Christelle Minard · Session ordinaire 2025-2026 · séance n°243

Un amendement adopté en commission a fixé un délai minimal pour la révision d’un Sage. Outre le fait que cela ne répond à aucun besoin, cela va à l’encontre de l’objectif initial de simplification de l’accès à l’eau pour les agriculteurs. Les révisions des Sage doivent pouvoir être réalisées au plus vite. C’est pourquoi le présent amendement tend à supprimer cette disposition inutile.

Il ne s’agit absolument pas de remettre en cause la protection de la ressource en eau, mais nos agriculteurs doivent se conformer à des injonctions souvent intenables. On ne peut piloter la gestion de l’eau en ignorant toutes les réalités humaines, économiques, des territoires. Avant d’imposer des restrictions susceptibles de condamner des filières entières, nous devons en connaître précisément le coût pour l’agriculteur, pour l’emploi local, pour l’attractivité des territoires ruraux. C’est pourquoi cet amendement vise à instaurer l’obligation, lors de l’élaboration des Sage, d’en évaluer les effets socio-économiques, ce qui constituerait une garantie préalable.

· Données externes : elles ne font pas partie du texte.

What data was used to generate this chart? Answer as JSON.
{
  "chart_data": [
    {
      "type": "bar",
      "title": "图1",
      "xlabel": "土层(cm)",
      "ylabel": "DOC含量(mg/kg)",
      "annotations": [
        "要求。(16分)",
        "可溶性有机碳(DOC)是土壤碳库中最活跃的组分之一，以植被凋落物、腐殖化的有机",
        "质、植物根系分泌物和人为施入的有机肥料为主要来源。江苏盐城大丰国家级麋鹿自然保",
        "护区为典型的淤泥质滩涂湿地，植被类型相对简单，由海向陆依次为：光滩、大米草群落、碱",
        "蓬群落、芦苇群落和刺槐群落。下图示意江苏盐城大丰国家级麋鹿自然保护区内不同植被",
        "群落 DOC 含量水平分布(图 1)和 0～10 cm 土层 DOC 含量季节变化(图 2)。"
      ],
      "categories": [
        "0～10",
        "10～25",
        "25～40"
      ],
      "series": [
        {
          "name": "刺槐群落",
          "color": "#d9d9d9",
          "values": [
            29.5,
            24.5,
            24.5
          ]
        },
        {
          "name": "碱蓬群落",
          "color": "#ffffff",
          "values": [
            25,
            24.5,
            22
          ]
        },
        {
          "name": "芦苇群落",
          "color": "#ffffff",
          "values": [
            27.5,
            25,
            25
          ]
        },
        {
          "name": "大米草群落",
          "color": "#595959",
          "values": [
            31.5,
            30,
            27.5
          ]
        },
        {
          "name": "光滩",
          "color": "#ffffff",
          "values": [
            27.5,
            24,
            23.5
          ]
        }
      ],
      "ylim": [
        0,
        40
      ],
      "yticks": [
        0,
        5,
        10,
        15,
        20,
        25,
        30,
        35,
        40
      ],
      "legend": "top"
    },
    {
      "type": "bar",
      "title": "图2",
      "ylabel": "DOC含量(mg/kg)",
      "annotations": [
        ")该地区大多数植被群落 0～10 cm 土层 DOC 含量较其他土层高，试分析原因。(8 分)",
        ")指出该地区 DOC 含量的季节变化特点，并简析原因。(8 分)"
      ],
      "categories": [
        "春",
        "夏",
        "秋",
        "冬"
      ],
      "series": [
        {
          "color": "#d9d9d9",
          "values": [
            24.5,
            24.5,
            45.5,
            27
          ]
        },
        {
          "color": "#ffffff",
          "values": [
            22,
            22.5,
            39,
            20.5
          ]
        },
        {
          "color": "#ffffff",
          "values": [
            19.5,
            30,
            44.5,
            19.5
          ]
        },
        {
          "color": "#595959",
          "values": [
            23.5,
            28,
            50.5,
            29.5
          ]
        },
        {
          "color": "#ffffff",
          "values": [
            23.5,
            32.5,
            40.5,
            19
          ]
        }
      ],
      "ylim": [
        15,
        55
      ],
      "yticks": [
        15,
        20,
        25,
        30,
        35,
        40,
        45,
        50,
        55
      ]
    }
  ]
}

L’article va effectivement à rebours de l’esprit du texte. Nous voulons simplifier ; il impose à nos agriculteurs de nouvelles contraintes, de nouveaux coûts, de nouvelles obligations administratives. Je peux en parler : la télérelève est expérimentée dans mon département. Je suis témoin du temps et des engagements financiers nécessaires pour l’installer ; or elle concerne près de 70 000 prélèvements. Dans le système actuel, les relèves, les contrôles sont effectués. Les agriculteurs ont besoin de confiance, de simplification. Supprimons cet article !

Il s’agit d’un amendement de bon sens.Certes, l’eau est un enjeu écologique majeur, mais elle est aussi un enjeu agricole, économique et de souveraineté alimentaire. Trop souvent, les agriculteurs ont le sentiment que les décisions relatives à l’eau ne tiennent pas compte de la réalité du terrain.Nous proposons de rétablir l’équilibre entre le ministère chargé de l’environnement et celui de l’agriculture, en plaçant les agences de l’eau sous l’autorité conjointe de ces deux ministères. Ce serait un signal fort envoyé aux agriculteurs. (Mme Sandrine Rousseau s’exclame.)

Source : compte rendu intégral officiel de l'Assemblée nationale, capturé le 2026-09-01. Texte reproduit tel que publié par l'Assemblée, hors interventions de présidence de séance (ouverture, clôture, mise aux voix).